To the editor of THE EAGLE:
After attending the EPA-sponsored "Rest of River" community outreach meeting at Lenox High School on
June 18, I offer these observations and opinions.
First off, the claims of Barbara Cianfarini, leader of Citizens for PCB Removal that "It is not as bad as you think it will be ... it is doable, livable, and if you bring your concerns to the people in charge, they do listen, and they do try and address them" seem naive and a classic example of rosy scenario. It is my opinion that the main objective of Citizens and the other "grassroots" organizations pushing this initiative is to extract their pound of flesh from General Electric and they care not a whit about the possibility of very destructive unintended consequences.
After hearing the EPA representatives’ presentations I have not a shred of confidence they can shepherd this thing through without it becoming a major and colossal botch. And that’s especially true if GE gets dragged into doing more than it wants to. It will come in here like the proverbial bull in
a china shop and if it winds
up breaking all or most of
the "china" -- the company
doesn’t care. GE doesn’t live here.
And just try and stop or modify the cleanup once GE has started. The EPA representatives at the June 18 meeting may be powerless to help. GE will tell the EPA and everyone else who tries to rein it in "Guys, you rattled our cage and now it gets done our way." GE’s statement that if we make it do a large-scale cleanup we will be "destroying the river in order to save it" I believe is absolutely true.
But folks, we are fighting the wrong battle against the wrong enemy. We’ve been kicking this Rest of River program around for five years at least. Time, events, and history have passed this by. Cleaning up the river is no longer the most important thing we’re facing. The really big threat to Berkshire County, at least the central part, is from Kinder Morgan/Tennessee Gas. If state and federal agencies roll over for them they are going to do a major rape job across the county. They will, without a shred of remorse, destroy some of our most precious assets. They don’t live here and those state and federal officials who stand to let them in on whatever right of way KM chooses don’t live here either.

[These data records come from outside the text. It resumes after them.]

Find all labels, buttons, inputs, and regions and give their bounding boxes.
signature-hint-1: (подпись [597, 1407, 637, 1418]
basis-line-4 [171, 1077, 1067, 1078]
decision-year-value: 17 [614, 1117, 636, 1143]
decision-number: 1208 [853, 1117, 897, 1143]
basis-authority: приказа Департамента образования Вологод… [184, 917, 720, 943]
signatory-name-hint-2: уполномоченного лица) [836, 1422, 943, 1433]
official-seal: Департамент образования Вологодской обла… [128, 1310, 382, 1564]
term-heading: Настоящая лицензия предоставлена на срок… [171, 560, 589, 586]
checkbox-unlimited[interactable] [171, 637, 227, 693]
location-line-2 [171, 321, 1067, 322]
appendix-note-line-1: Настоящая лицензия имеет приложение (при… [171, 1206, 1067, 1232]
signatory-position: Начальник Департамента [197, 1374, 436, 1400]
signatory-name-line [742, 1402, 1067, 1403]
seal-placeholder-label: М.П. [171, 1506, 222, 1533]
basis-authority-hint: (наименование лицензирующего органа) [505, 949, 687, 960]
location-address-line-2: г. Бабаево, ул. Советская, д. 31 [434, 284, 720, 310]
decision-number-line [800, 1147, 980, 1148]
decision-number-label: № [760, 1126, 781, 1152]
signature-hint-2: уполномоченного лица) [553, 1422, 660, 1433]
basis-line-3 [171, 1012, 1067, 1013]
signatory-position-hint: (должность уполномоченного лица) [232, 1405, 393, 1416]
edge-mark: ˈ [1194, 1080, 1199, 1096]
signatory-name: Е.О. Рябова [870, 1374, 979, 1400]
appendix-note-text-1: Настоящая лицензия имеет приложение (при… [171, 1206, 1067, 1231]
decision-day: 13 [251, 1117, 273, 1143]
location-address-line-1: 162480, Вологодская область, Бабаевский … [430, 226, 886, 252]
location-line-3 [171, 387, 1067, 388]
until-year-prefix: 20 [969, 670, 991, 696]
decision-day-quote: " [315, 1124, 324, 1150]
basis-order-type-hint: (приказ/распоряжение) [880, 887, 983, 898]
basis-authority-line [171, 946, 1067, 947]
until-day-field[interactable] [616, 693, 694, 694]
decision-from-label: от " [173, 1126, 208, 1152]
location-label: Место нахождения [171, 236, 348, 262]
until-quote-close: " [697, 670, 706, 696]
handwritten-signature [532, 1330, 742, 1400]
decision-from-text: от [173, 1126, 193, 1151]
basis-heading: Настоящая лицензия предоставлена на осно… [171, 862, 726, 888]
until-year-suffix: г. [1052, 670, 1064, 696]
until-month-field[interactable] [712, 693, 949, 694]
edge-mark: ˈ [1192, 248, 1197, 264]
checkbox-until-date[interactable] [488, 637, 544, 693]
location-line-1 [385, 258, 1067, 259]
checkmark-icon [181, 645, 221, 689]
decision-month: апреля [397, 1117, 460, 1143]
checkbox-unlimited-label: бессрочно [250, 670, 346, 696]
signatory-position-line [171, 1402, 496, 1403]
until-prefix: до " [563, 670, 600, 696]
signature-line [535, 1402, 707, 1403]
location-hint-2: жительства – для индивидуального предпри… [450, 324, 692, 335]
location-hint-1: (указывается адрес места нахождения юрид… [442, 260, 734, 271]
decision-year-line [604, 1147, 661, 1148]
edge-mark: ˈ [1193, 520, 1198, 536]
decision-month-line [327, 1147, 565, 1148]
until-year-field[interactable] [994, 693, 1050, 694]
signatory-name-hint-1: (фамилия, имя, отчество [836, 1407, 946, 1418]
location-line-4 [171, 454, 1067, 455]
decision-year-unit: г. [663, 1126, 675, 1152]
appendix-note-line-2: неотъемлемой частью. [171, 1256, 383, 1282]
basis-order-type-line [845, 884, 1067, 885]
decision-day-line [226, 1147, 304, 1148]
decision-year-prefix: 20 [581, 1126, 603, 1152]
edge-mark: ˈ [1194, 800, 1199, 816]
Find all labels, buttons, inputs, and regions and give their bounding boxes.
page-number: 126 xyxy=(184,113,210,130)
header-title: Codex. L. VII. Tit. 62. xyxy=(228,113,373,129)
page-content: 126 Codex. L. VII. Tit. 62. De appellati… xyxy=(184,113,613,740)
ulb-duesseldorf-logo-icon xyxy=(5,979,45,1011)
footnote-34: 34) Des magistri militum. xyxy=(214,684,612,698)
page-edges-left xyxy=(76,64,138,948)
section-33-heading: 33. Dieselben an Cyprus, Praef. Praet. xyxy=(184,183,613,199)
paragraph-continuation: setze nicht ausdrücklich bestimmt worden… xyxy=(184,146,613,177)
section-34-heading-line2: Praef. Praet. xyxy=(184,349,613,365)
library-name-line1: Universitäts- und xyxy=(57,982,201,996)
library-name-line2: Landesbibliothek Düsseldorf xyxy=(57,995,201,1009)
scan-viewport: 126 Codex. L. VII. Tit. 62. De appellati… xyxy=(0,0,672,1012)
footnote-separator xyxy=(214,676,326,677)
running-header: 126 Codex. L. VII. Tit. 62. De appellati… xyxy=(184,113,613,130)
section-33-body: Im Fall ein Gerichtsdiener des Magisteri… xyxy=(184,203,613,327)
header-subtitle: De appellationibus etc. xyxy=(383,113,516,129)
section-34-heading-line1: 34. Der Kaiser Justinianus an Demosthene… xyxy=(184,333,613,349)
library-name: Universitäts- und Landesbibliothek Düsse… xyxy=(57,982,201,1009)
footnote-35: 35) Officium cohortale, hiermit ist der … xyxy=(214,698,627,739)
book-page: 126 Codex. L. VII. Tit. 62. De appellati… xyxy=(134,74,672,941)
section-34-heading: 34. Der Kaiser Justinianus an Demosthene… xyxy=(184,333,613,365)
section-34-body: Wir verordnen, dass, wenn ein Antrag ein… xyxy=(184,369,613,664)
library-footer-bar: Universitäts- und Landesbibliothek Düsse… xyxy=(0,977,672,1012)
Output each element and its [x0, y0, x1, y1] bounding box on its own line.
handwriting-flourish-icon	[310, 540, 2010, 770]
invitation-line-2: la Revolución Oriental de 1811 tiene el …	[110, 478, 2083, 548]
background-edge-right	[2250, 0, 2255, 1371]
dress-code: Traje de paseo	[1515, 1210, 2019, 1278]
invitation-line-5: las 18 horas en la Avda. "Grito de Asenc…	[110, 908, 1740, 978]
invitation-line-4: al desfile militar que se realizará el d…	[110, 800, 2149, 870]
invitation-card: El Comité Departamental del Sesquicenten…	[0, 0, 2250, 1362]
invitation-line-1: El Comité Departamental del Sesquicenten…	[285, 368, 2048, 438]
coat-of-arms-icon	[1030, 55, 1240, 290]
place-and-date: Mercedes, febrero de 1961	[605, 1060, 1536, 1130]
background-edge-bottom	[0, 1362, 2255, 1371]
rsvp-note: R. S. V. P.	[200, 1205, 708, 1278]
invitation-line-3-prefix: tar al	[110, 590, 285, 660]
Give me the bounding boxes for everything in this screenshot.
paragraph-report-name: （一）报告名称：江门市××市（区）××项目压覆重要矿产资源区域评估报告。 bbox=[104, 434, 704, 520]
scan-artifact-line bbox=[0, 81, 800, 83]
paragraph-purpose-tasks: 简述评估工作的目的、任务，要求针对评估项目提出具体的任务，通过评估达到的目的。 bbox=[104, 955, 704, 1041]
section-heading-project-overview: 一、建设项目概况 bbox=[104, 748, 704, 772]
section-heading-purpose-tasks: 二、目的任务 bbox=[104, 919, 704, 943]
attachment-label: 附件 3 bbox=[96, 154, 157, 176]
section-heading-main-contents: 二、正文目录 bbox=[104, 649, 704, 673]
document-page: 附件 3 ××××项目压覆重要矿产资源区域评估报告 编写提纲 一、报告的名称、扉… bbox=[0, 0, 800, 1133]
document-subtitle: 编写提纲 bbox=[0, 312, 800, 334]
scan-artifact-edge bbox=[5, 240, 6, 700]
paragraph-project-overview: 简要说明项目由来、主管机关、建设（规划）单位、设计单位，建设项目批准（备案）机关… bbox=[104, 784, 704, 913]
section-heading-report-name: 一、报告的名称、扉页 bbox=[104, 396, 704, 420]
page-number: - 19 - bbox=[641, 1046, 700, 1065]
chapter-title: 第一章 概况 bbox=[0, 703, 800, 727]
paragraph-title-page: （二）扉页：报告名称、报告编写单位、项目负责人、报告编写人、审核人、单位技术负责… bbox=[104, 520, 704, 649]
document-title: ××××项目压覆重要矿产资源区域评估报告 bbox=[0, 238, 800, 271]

The river isn’t going anywhere and the damage done to it will not significantly increase. Let it heal itself and if it takes 2,000 years, so be it. No one at the June meeting is ever going to live long enough to see the cleanup finish. But if Kinder Morgan gets its way -- talk about a bull in a china shop.
Finally, to those of us
troubled by the population loss/out-migration the county has been experiencing in the last several decades I have this message. If either, or worse yet both, of these projects are implemented, that rate of population loss will most likely increase and our attractiveness to tourism will most likely decrease significantly.